Researcher and professor at USP Ricardo Abramovay informed that, according to some studies, the bioeconomy corresponds to 5% of the US GDP, something around US$ 1 trillion. On the other hand, he reiterated that, in Brazil, there is no consolidated information on the sector, especially for the Amazon and the Cerrado.
“Brazil practices, especially in the Amazon, an economy of destruction of nature. We need a knowledge economy of nature,” he stressed. “The economy of the destruction of nature has not provided development in the Amazon. The Amazon today is the part of Brazil where its worst social indicators are, where the law is systematically disrespected, institutions fail to play their role, especially in a government of fundamentalist fanatics that encourages violence and disrespect for the law and the invasion of protected areas”, he commented.

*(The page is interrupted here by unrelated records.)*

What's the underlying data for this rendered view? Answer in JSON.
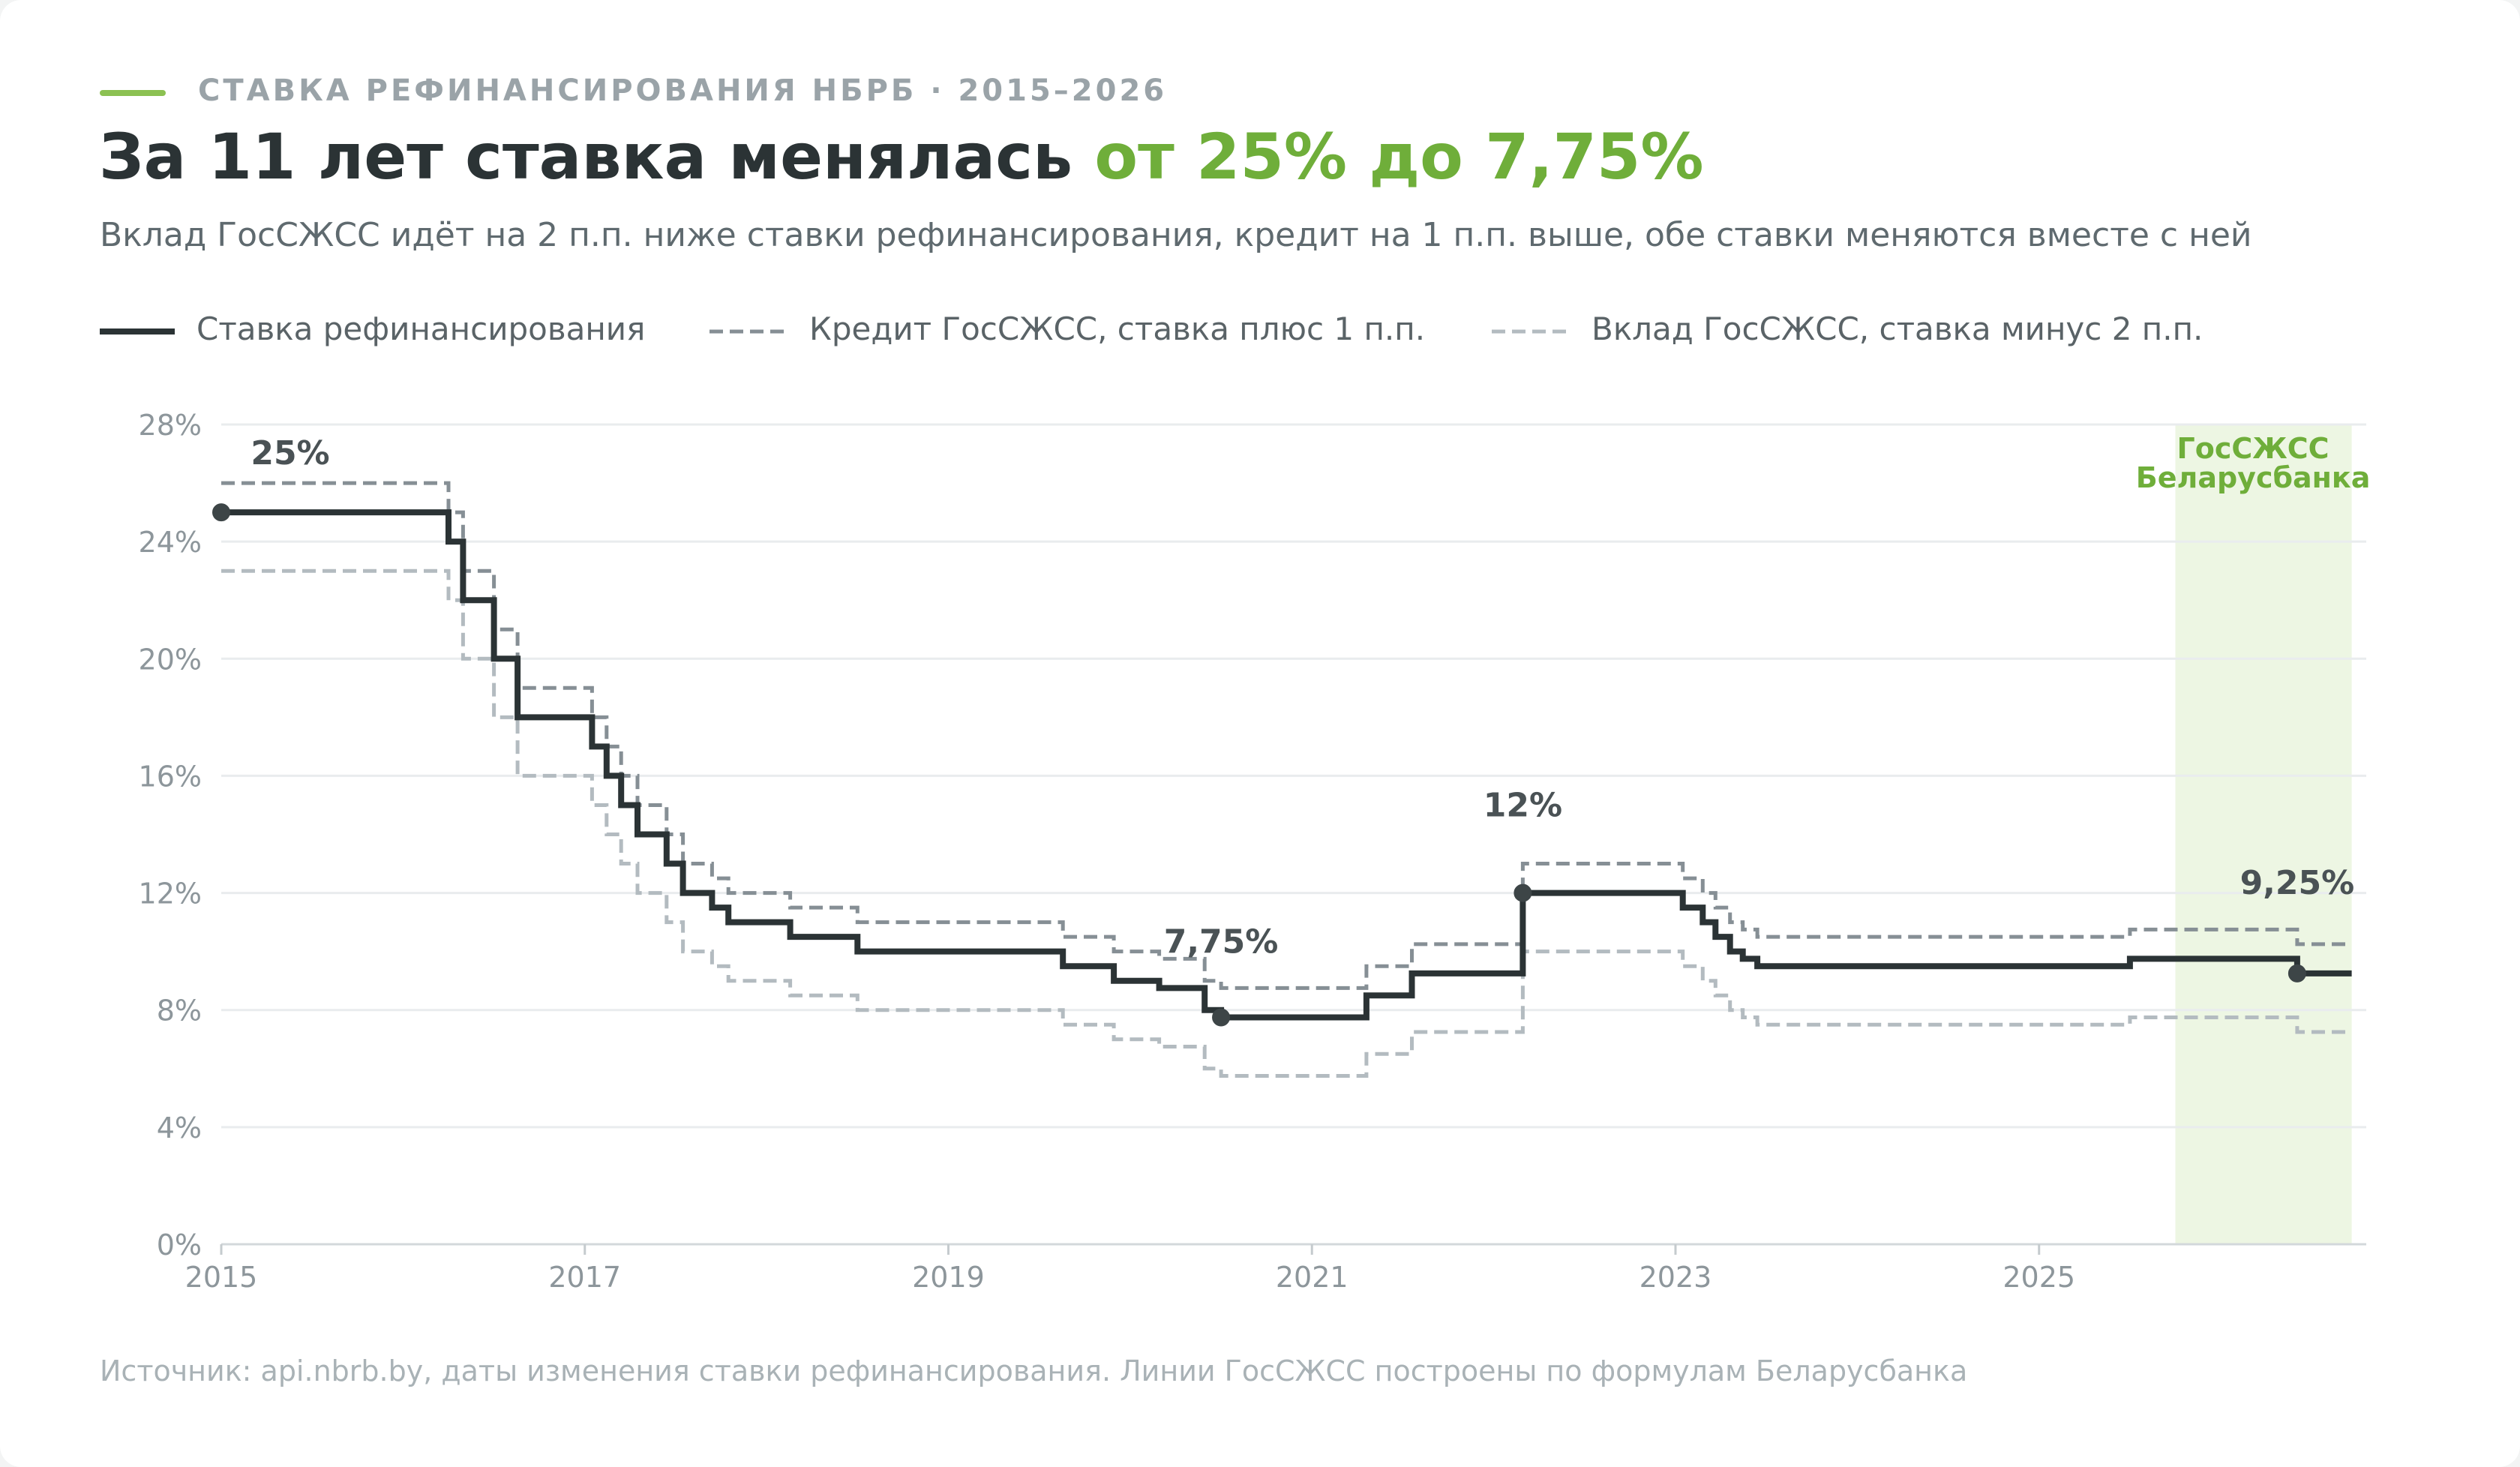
{
  "header": {
    "kicker": "СТАВКА РЕФИНАНСИРОВАНИЯ НБРБ · 2015–2026",
    "title_main": "За 11 лет ставка менялась ",
    "title_accent": "от 25% до 7,75%",
    "subtitle": "Вклад ГосСЖСС идёт на 2 п.п. ниже ставки рефинансирования, кредит на 1 п.п. выше, обе ставки меняются вместе с ней"
  },
  "legend": [
    "Ставка рефинансирования",
    "Кредит ГосСЖСС, ставка плюс 1 п.п.",
    "Вклад ГосСЖСС, ставка минус 2 п.п."
  ],
  "footer": {
    "source": "Источник: api.nbrb.by, даты изменения ставки рефинансирования. Линии ГосСЖСС построены по формулам Беларусбанка"
  },
  "colors": {
    "refinancing": "#2b3335",
    "credit": "#868f95",
    "deposit": "#b3bbc0",
    "accent": "#6fae3a",
    "highlight": "#edf6e3",
    "grid": "#e9ecee"
  },
  "chart_data": {
    "type": "line",
    "step": true,
    "xlim": [
      2015.0,
      2026.8
    ],
    "ylim": [
      0,
      28
    ],
    "x_ticks": [
      2015,
      2017,
      2019,
      2021,
      2023,
      2025
    ],
    "y_ticks": [
      "0%",
      "4%",
      "8%",
      "12%",
      "16%",
      "20%",
      "24%",
      "28%"
    ],
    "grid": true,
    "legend_position": "top-left",
    "series": [
      {
        "name": "Ставка рефинансирования",
        "style": "solid",
        "points": [
          [
            2015.0,
            25
          ],
          [
            2016.25,
            24
          ],
          [
            2016.33,
            22
          ],
          [
            2016.5,
            20
          ],
          [
            2016.63,
            18
          ],
          [
            2017.04,
            17
          ],
          [
            2017.12,
            16
          ],
          [
            2017.2,
            15
          ],
          [
            2017.29,
            14
          ],
          [
            2017.45,
            13
          ],
          [
            2017.54,
            12
          ],
          [
            2017.7,
            11.5
          ],
          [
            2017.79,
            11
          ],
          [
            2018.13,
            10.5
          ],
          [
            2018.5,
            10
          ],
          [
            2019.63,
            9.5
          ],
          [
            2019.91,
            9
          ],
          [
            2020.16,
            8.75
          ],
          [
            2020.41,
            8
          ],
          [
            2020.5,
            7.75
          ],
          [
            2021.3,
            8.5
          ],
          [
            2021.55,
            9.25
          ],
          [
            2022.16,
            12
          ],
          [
            2023.04,
            11.5
          ],
          [
            2023.15,
            11
          ],
          [
            2023.22,
            10.5
          ],
          [
            2023.3,
            10
          ],
          [
            2023.37,
            9.75
          ],
          [
            2023.45,
            9.5
          ],
          [
            2025.5,
            9.75
          ],
          [
            2026.42,
            9.25
          ],
          [
            2026.72,
            9.25
          ]
        ]
      },
      {
        "name": "Кредит ГосСЖСС, ставка плюс 1 п.п.",
        "style": "dashed",
        "offset": 1
      },
      {
        "name": "Вклад ГосСЖСС, ставка минус 2 п.п.",
        "style": "dashed",
        "offset": -2
      }
    ],
    "annotations": [
      {
        "x": 2015.0,
        "y": 25,
        "label": "25%"
      },
      {
        "x": 2020.5,
        "y": 7.75,
        "label": "7,75%"
      },
      {
        "x": 2022.16,
        "y": 12,
        "label": "12%"
      },
      {
        "x": 2026.42,
        "y": 9.25,
        "label": "9,25%"
      }
    ],
    "highlight_band": {
      "x_start": 2025.75,
      "x_end": 2026.72,
      "label_line1": "ГосСЖСС",
      "label_line2": "Беларусбанка"
    }
  }
}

What is sociobiodiversity?
Biodiversity
Biological diversity or biodiversity is the variability of living organisms from all sources, including, among others, terrestrial, marine, other aquatic ecosystems and the ecological complexes of which they are part. It also encompasses diversity within species, between species and of ecosystems.
Traditional peoples and communities
A National Policy for Sustainable Development of Traditional Peoples and Communities defines these populations as “culturally differentiated groups that recognize themselves as such, that have their own forms of social organization, that occupy and use territories and natural resources as a condition for their cultural, social, religious, ancestral and economic reproduction, using knowledge, innovations and and practices generated and transmitted by tradition”.

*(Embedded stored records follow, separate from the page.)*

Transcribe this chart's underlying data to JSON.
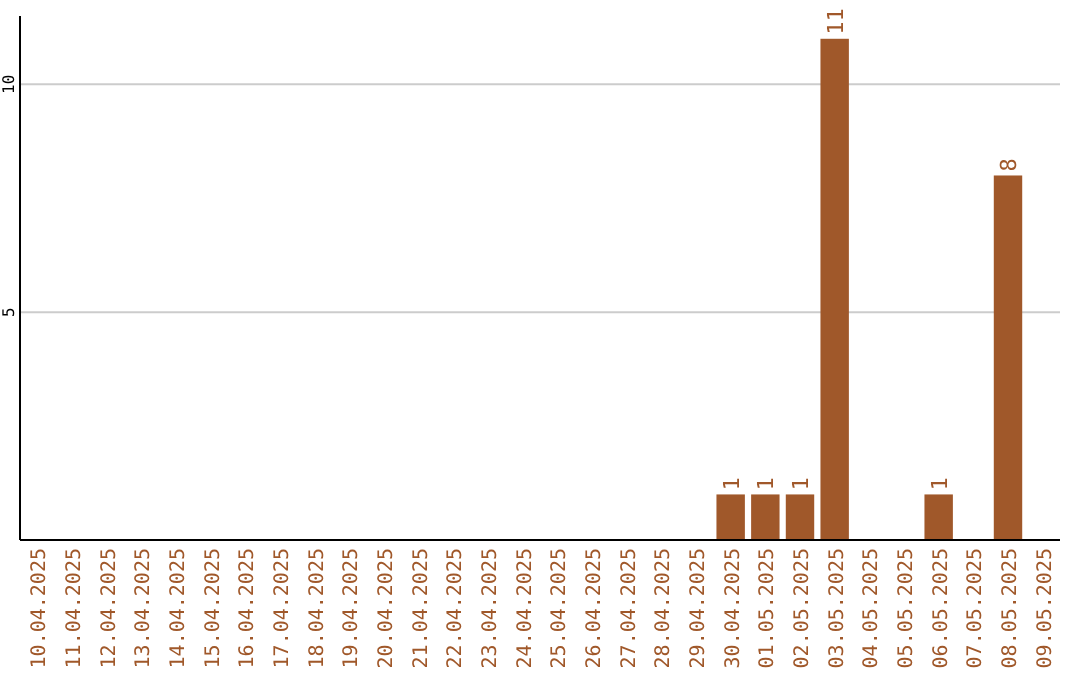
{
  "chart_data": {
    "type": "bar",
    "categories": [
      "10.04.2025",
      "11.04.2025",
      "12.04.2025",
      "13.04.2025",
      "14.04.2025",
      "15.04.2025",
      "16.04.2025",
      "17.04.2025",
      "18.04.2025",
      "19.04.2025",
      "20.04.2025",
      "21.04.2025",
      "22.04.2025",
      "23.04.2025",
      "24.04.2025",
      "25.04.2025",
      "26.04.2025",
      "27.04.2025",
      "28.04.2025",
      "29.04.2025",
      "30.04.2025",
      "01.05.2025",
      "02.05.2025",
      "03.05.2025",
      "04.05.2025",
      "05.05.2025",
      "06.05.2025",
      "07.05.2025",
      "08.05.2025",
      "09.05.2025"
    ],
    "values": [
      0,
      0,
      0,
      0,
      0,
      0,
      0,
      0,
      0,
      0,
      0,
      0,
      0,
      0,
      0,
      0,
      0,
      0,
      0,
      0,
      1,
      1,
      1,
      11,
      0,
      0,
      1,
      0,
      8,
      0
    ],
    "value_labels": [
      null,
      null,
      null,
      null,
      null,
      null,
      null,
      null,
      null,
      null,
      null,
      null,
      null,
      null,
      null,
      null,
      null,
      null,
      null,
      null,
      "1",
      "1",
      "1",
      "11",
      null,
      null,
      "1",
      null,
      "8",
      null
    ],
    "color": "#a0582a",
    "ylim": [
      0,
      11.5
    ],
    "yticks": [
      5,
      10
    ],
    "grid": "y"
  }
}
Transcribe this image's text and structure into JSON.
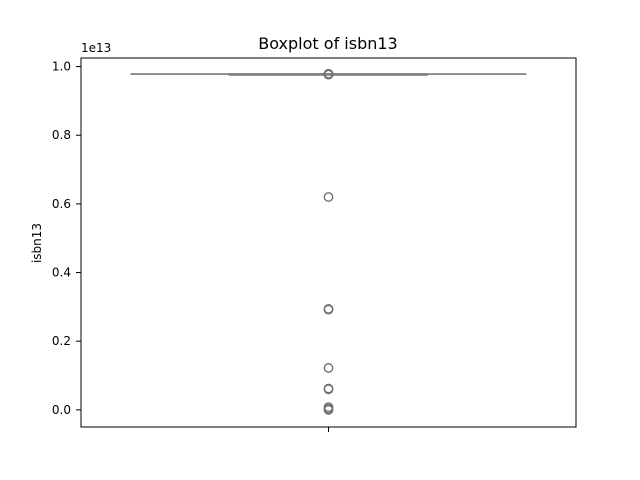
{
  "chart_data": {
    "type": "boxplot",
    "title": "Boxplot of isbn13",
    "xlabel": "",
    "ylabel": "isbn13",
    "y_scale_exponent": "1e13",
    "y_ticks": [
      0.0,
      0.2,
      0.4,
      0.6,
      0.8,
      1.0
    ],
    "y_tick_labels": [
      "0.0",
      "0.2",
      "0.4",
      "0.6",
      "0.8",
      "1.0"
    ],
    "ylim": [
      -0.05,
      1.025
    ],
    "grid": false,
    "box": {
      "q1": 0.978,
      "median": 0.9781,
      "q3": 0.9782,
      "whisker_low": 0.9779,
      "whisker_high": 0.9783
    },
    "outliers": [
      0.979,
      0.9785,
      0.977,
      0.9765,
      0.62,
      0.294,
      0.292,
      0.122,
      0.062,
      0.06,
      0.008,
      0.003,
      0.0
    ],
    "colors": {
      "box_edge": "#808080",
      "outlier_edge": "#707070",
      "axis": "#000000"
    }
  }
}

In addition to Indians and quilombolas, they can be considered rubber tappers, riverside dwellers, caiçaras, gypsies, beradeiros, babassu coconut breakers, geraizeiros, sertanejos, background communities and pasture fences, among others, a fundamental part of the sociocultural diversity of Brazilian society. There are at least 27 different segments recognized by the State, according to the Decree No. 8.750 / 2016, which establishes the National Council of Traditional Peoples and Communities.
sociobiodiversity
The concept of sociobiodiversity was developed along lines of research that confirmed the role of small farmers, peasants, indigenous peoples and traditional communities in preserving and promoting the biodiversity of ecosystems. It is a notion that encompasses the relationships between this biological diversity and the knowledge, information and practices on its use and conservation developed by these populations over centuries and even millennia.
In general, the economics of sociobiodiversity refers to non-timber products generated from the sustainable exploitation of biomes. Some of the best known examples in Brazil are: açaí, Brazil nut, pequi, babassu, carnauba, andiroba, copaíba, piassava and derivatives (food, medicines, cosmetics, essences, oils, etc.).